Just as how a linear operator on a finite $n$-dimensional vector space $\mathbb R^n$ can be represented by a $n$-$n$ matrix, i.e. an element of $\mathbb R^{n\times n}$, we could consider a linear operator on $\mathbb R^\mathbb R$ to be represented by an $R$ by $R$ function, i.e. an element of $\mathbb R^{\mathbb R\times \mathbb R}=\mathbb R^{\mathbb R^2}$.
So we could consider a (differentiable) function $f:\mathbb R\to \mathbb R$, and a “continuous matrix” $D:\mathbb R^2\to \mathbb R$.
The analogous operation to “matrix multiplication” would be:
$$Df(x)=\int_{-\infty}^\infty D(x,y)f(y)dy$$
Linear operators of this form are called “linear integral operators”. It seems to me that no such $D(x,y)$ exists that would make $Df(x)$ be the derivative of $f(x)$. But perhaps something like a generalized function $D(x,y)$, analogous to the dirac-delta function?
Am I right that no $D(x,y)$ exists that represents the derivative operator (i.e. the derivative cannot be represented as a linear integral operator)?

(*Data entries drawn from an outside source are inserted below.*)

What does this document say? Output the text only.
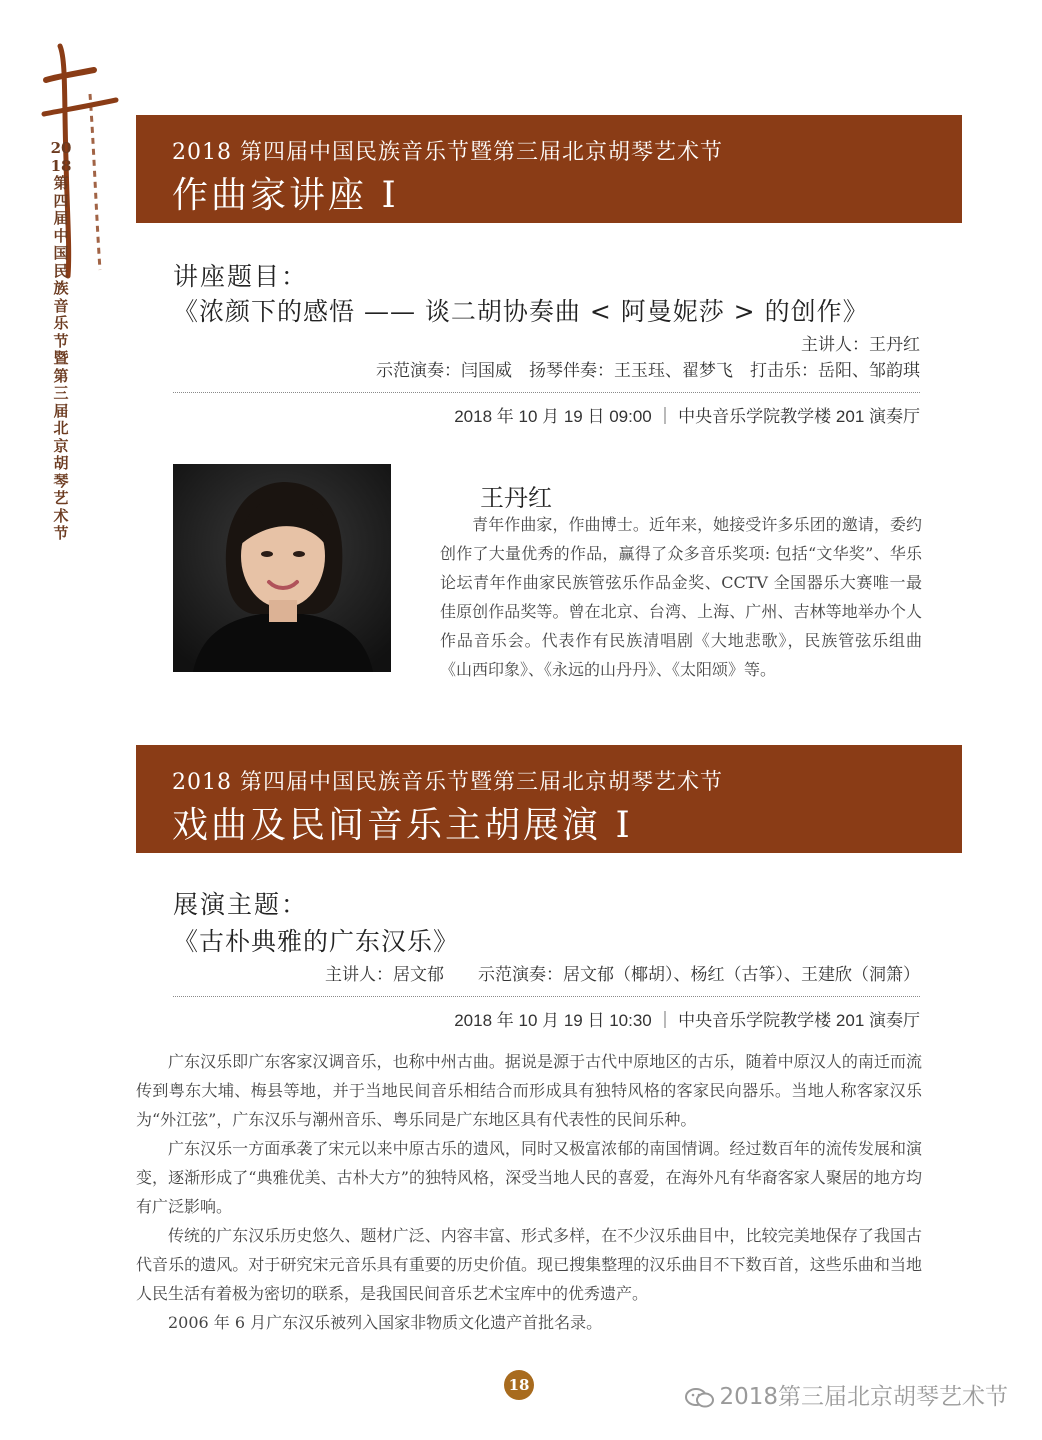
2018第四届中国民族音乐节暨第三届北京胡琴艺术节
2018 第四届中国民族音乐节暨第三届北京胡琴艺术节
作曲家讲座 I
讲座题目：
《浓颜下的感悟 —— 谈二胡协奏曲 < 阿曼妮莎 > 的创作》
主讲人：王丹红
示范演奏：闫国威　扬琴伴奏：王玉珏、翟梦飞　打击乐：岳阳、邹韵琪
2018 年 10 月 19 日 09:00 ｜ 中央音乐学院教学楼 201 演奏厅
王丹红
　　青年作曲家，作曲博士。近年来，她接受许多乐团的邀请，委约创作了大量优秀的作品，赢得了众多音乐奖项: 包括“文华奖”、华乐论坛青年作曲家民族管弦乐作品金奖、CCTV 全国器乐大赛唯一最佳原创作品奖等。曾在北京、台湾、上海、广州、吉林等地举办个人作品音乐会。代表作有民族清唱剧《大地悲歌》，民族管弦乐组曲《山西印象》、《永远的山丹丹》、《太阳颂》等。
2018 第四届中国民族音乐节暨第三届北京胡琴艺术节
戏曲及民间音乐主胡展演 I
展演主题：
《古朴典雅的广东汉乐》
主讲人：居文郁　　示范演奏：居文郁（椰胡）、杨红（古筝）、王建欣（洞箫）
2018 年 10 月 19 日 10:30 ｜ 中央音乐学院教学楼 201 演奏厅

广东汉乐即广东客家汉调音乐，也称中州古曲。据说是源于古代中原地区的古乐，随着中原汉人的南迁而流传到粤东大埔、梅县等地，并于当地民间音乐相结合而形成具有独特风格的客家民向器乐。当地人称客家汉乐为“外江弦”，广东汉乐与潮州音乐、粤乐同是广东地区具有代表性的民间乐种。

广东汉乐一方面承袭了宋元以来中原古乐的遗风，同时又极富浓郁的南国情调。经过数百年的流传发展和演变，逐渐形成了“典雅优美、古朴大方”的独特风格，深受当地人民的喜爱，在海外凡有华裔客家人聚居的地方均有广泛影响。

传统的广东汉乐历史悠久、题材广泛、内容丰富、形式多样，在不少汉乐曲目中，比较完美地保存了我国古代音乐的遗风。对于研究宋元音乐具有重要的历史价值。现已搜集整理的汉乐曲目不下数百首，这些乐曲和当地人民生活有着极为密切的联系，是我国民间音乐艺术宝库中的优秀遗产。

2006 年 6 月广东汉乐被列入国家非物质文化遗产首批名录。

18	2018第三届北京胡琴艺术节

What are the implications of this? I have almost no knowledge of functional analysis, and I’m trying to get a better idea.
How far can we go with representing linear operators as “infinite dimensional matrices” like this? How powerful is this approach? It seems to me that it is not very powerful, and I’m trying to understand what functional analysists do to overcome this.
Intuitions about finite dimensional vector spaces/linear algebra, don’t always transfer to infinite-dimensional vector spaces/functional analysis. Is the fact that not all linear operators are linear integral operators the “reason” for this? I.e. do properties of finite dimensional linear operators transfer to linear integral operators?